When it swished shut, I shook so much that I collapsed against the nearest lab table. Jeltom did not approach; he did not offer me an arm of comfort the way my three other assistants were huddling together. He gave me a dark stare, his eyes gleaming with my reflection. “We’re screwed, Danitalin. How close are you, really?”
My gaze went to the failed experiment I’d abandoned last night, my expression growing tight. I did not want to disappoint them, but I knew we were still weeks away from anything viable. It had seemed we were closer last week than we were now. This was bad, this was really bad.
I shook my head—just a tiny jerk of my chin—but I felt the wave of fear and disappointment crash into me like a tidal wave. Jeltom’s, the others’, my own. I collapsed from the weight of it, my knees simply giving out. Nobody came forward to help me up; I was on my own.
Chapter 3
Jaxin
My body was beginning to feel like my own again. I hadn’t thought it ever would, but three days ago, I’d woken up and hadn’t felt like my chest was breaking apart. This morning, getting out of my tank, I felt like a new male. Perhaps that had to do with the note Ysa had sent to my comm—somehow timed to play right as I woke, so it was the first thing I heard as I stomped into my boots.

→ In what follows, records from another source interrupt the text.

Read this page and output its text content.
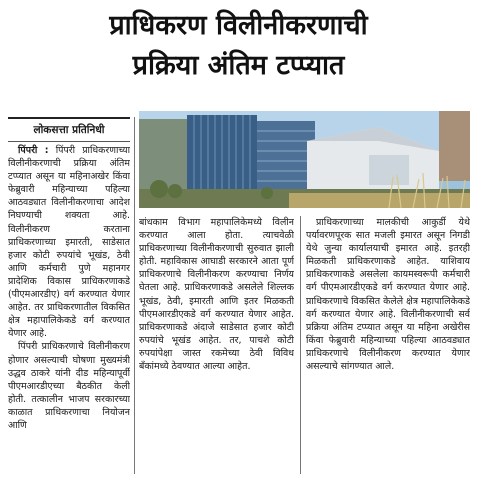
प्राधिकरण विलीनीकरणाची
प्रक्रिया अंतिम टप्प्यात
लोकसत्ता प्रतिनिधी

पिंपरी : पिंपरी प्राधिकरणाच्या विलीनीकरणाची प्रक्रिया अंतिम टप्प्यात असून या महिनाअखेर किंवा फेब्रुवारी महिन्याच्या पहिल्या आठवड्यात विलीनीकरणाचा आदेश निघण्याची शक्यता आहे. विलीनीकरण करताना प्राधिकरणाच्या इमारती, साडेसात हजार कोटी रुपयांचे भूखंड, ठेवी आणि कर्मचारी पुणे महानगर प्रादेशिक विकास प्राधिकरणाकडे (पीएमआरडीए) वर्ग करण्यात येणार आहेत. तर प्राधिकरणातील विकसित क्षेत्र महापालिकेकडे वर्ग करण्यात येणार आहे.

पिंपरी प्राधिकरणाचे विलीनीकरण होणार असल्याची घोषणा मुख्यमंत्री उद्धव ठाकरे यांनी दीड महिन्यापूर्वी पीएमआरडीएच्या बैठकीत केली होती. तत्कालीन भाजप सरकारच्या काळात प्राधिकरणाचा नियोजन आणि

बांधकाम विभाग महापालिकेमध्ये विलीन करण्यात आला होता. त्याचवेळी प्राधिकरणाच्या विलीनीकरणाची सुरुवात झाली होती. महाविकास आघाडी सरकारने आता पूर्ण प्राधिकरणाचे विलीनीकरण करण्याचा निर्णय घेतला आहे. प्राधिकरणाकडे असलेले शिल्लक भूखंड, ठेवी, इमारती आणि इतर मिळकती पीएमआरडीएकडे वर्ग करण्यात येणार आहेत. प्राधिकरणाकडे अंदाजे साडेसात हजार कोटी रुपयांचे भूखंड आहेत. तर, पाचशे कोटी रुपयांपेक्षा जास्त रकमेच्या ठेवी विविध बँकांमध्ये ठेवण्यात आल्या आहेत.

प्राधिकरणाच्या मालकीची आकुर्डी येथे पर्यावरणपूरक सात मजली इमारत असून निगडी येथे जुन्या कार्यालयाची इमारत आहे. इतरही मिळकती प्राधिकरणाकडे आहेत. याशिवाय प्राधिकरणाकडे असलेला कायमस्वरूपी कर्मचारी वर्ग पीएमआरडीएकडे वर्ग करण्यात येणार आहे. प्राधिकरणाचे विकसित केलेले क्षेत्र महापालिकेकडे वर्ग करण्यात येणार आहे. विलीनीकरणाची सर्व प्रक्रिया अंतिम टप्प्यात असून या महिना अखेरीस किंवा फेब्रुवारी महिन्याच्या पहिल्या आठवड्यात प्राधिकरणाचे विलीनीकरण करण्यात येणार असल्याचे सांगण्यात आले.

“Report to engineering, shark dude,” that’s what she said in her cheerful voice. She had a thick accent on the word “shark”—she wasn’t human, but Ulinial—and she’d just enjoyed adopting the description very much. I didn’t know why that message made my heart pound with hope, but it did. Perhaps it had something to do withthe fact that I’d begged her to take the broken, shattered pieces of Bex and solder her back together.
It was one of my lowest points, begging Ysa from my hospital bed to fix my precious cannon. Even after a round of emotion-numbing exercises, it still made my throat grow tight recalling the absolutely devastated expression in her eyes when she had to deny my request. I’d never seen tough-as-nails Ysathea cry, but that had done it.